Washington — Um dia após se reunir com Donald Trump, o senador e presidenciável Flávio Bolsonaro (PL-RJ) voltou à Casa Branca na tarde desta quarta-feira (27/5) para reuniões com o secretário de Estado, Marco Rubio, e com o vice-presidente americano, JD Vance.

Segundo Flávio, dois temas principais foram tratados nas conversas com Rubio e Vance: a classificação das facções brasileiras Comando Vermelho (CV) e PCC como organizações terroristas e os decretos do governo Lula que fixaram novas regras para as big techs no Brasil.

“No dia de hoje fomos convidados também para estar com o secretário Marco Rubio. Foi mais uma conversa também muito cordial, onde reforçamos a importância de unirmos os esforços no combate ao crime organizado. Batemos de novo na mesma tecla de que os Estados Unidos deveriam, sim, classificar CV e PCC como organizações terroristas e, se Deus quiser, a partir de 2027, o Brasil vai ser um aliado no combate ao crime organizado diferente do atual governo que parece proteger esses marginal”, relatou Flávio em conversa com a imprensa após os encontros.

O senador afirmou ter conversado com Rubio por pouco mais de 30 minutos e destacou que o secretário de Estado foi mais “enfático” que outros integrantes da administração Trump na defesa da classificação do PCC e do CV como organizações terroristas.

“Ele aparentou a nós ser mais favorável a essa pauta. (…) Ele foi enfático em dizer que sabia da importância… Ele foi mais direto apenas, mais explícito. Não quer dizer que os outros também não entendam dessa forma”, declarou.

A reunião com JD Vance

Flávio contou que, na reunião com o vice-presidente americano, o próprio JD Vance “perguntou sobre como estava a situação da liberdade de expressão e de imprensa no Brasil”. Nesse momento, o senador disse, então, ter comentado sobre os recentes decretos de Lula.

Flávio afirmou ter dito que os decretos de Lula seriam “um ameaça a liberdade de expressão e que nos preocupava muito”. Ele ressaltou que não houve pedido dos americanos em relação ao tema e disse ter lembrado a Vance que Lula pediu “ajuda para China para regular as redes sociais no Brasil”.
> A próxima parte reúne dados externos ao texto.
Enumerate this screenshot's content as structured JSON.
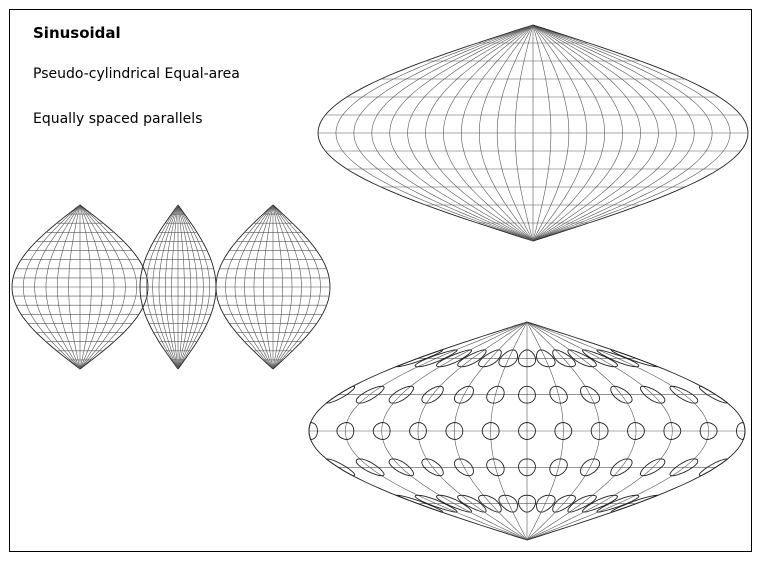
{
  "slide": {
    "title": "Sinusoidal",
    "lines": [
      "Pseudo-cylindrical Equal-area",
      "Equally spaced parallels"
    ]
  }
}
Flávio evita falar sobre Cláudio Castro

Na conversa com jornalistas, Flávio se recusou a comentar sobre a operação da Polícia Federal contra o ex-governador Cláudio Castro (PL) no âmbito do Caso Master e sobre a possível aliança eleitoral entre os presidenciáveis Romeu Zema (Novo) e Ronaldo Caiado (PSD).

“Vamos falar só da minha viagem aqui. No Brasil eu falo com vocês sobre isso”, desconversou.